À la suite de plaintes de consommateurs, la Commission examine les accords d’hébergement hôtelier conclus entre les principaux voyagistes européens (Kuoni, REWE, Thomas Cook, TUI), d’une part, et les hôteliers (Meliá Hotels), d’autre part. La Commission accueille favorablement l’élaboration et la mise en place, par les hôteliers, de mécanismes de tarification innovants leur permettant de porter au maximum le taux d’occupation des chambres. Cependant, les hôteliers et les voyagistes ne peuvent pas opérer de discrimination entre leurs clients sur la base de leur localisation géographique. Les accords en cause peuvent comporter des clauses entraînant une discrimination entre les clients, sur la base de leur nationalité ou de leur pays de résidence, de sorte que ceux-ci ne seraient pas en mesure de voir toutes les chambres disponibles ou de réserver une chambre au meilleur prix.

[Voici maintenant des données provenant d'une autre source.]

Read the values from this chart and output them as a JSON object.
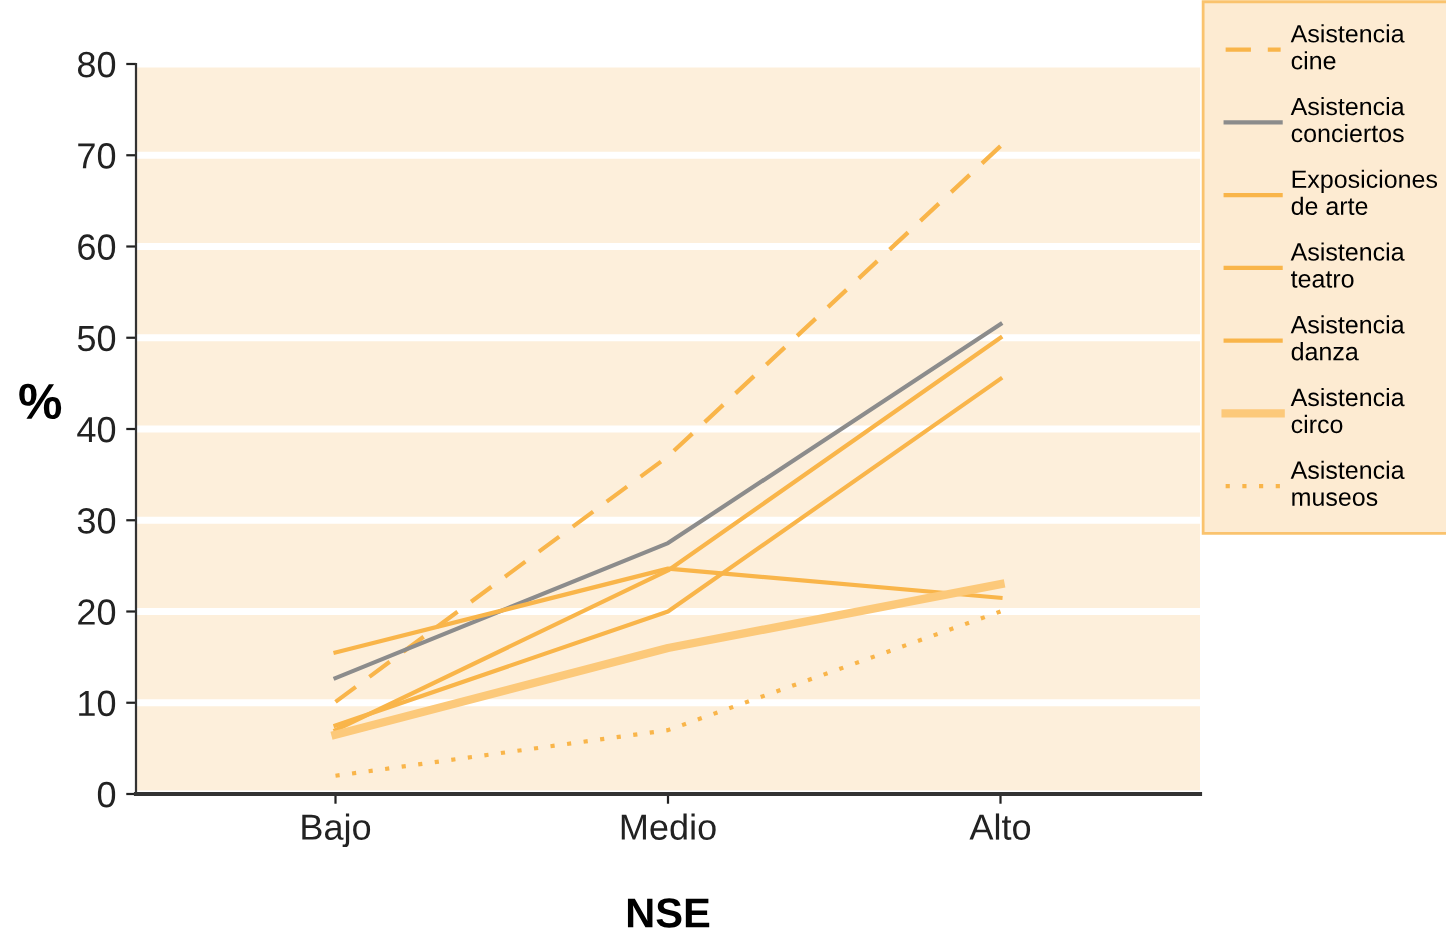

Ces dispositions peuvent constituer une violation des règles de l’UE en matière de concurrence puisque les consommateurs ne seraient pas en mesure de réserver une chambre d’hôtel à des conditions plus avantageuses proposées par les voyagistes d’autres États membres uniquement en raison de leur nationalité ou de leur lieu de résidence, ce qui entraînerait un cloisonnement du marché unique.

 

Contexte de la procédure

L’article 101 du TFUE interdit les accords entre entreprises et les décisions d’associations d’entreprises qui empêchent, restreignent ou faussent le jeu de la concurrence au sein du marché unique de l’UE.

L’ouverture d’une procédure formelle ne préjuge pas de l’issue de l’enquête. Elle dessaisit les autorités de concurrence des États membres de la compétence dont elles disposent pour appliquer les règles de concurrence de l’UE aux pratiques en cause.

Aucune disposition légale ne prévoit de date limite à une enquête en matière d’ententes et d’abus de position dominante. La durée d’une telle enquête est fonction de divers éléments, dont la complexité de l’affaire, la coopération des entreprises avec la Commission et l’exercice des droits de la défense.

Les enquêtes lancées ce jour dans les secteurs de l’électronique grand public et des jeux vidéo sont les premières à faire suite à certains des problèmes recensés dans l’enquête sur la concurrence dans le secteur du commerce électronique ouverte par la Commission.

De plus amples informations sur les enquêtes seront disponibles sur le site web de la Commission consacré à la concurrence, dans le registre public des affaires de concurrence sous les numéros suivants: AT.40413 (Focus Home), AT.40414 (Koch Media), AT.40420 (ZeniMax), AT.40422 (Bandai Namco) et AT.40424 (Capcom) pour l’enquête sur les jeux vidéo; AT.40308 pour l’enquête sur les tarifs hôteliers et AT.40465 (Asus), AT.40469 (Denon & Marantz), AT.40181 (Philips), AT.40182 (Pioneer) pour l’enquête relative aux accords sur les prix de détail.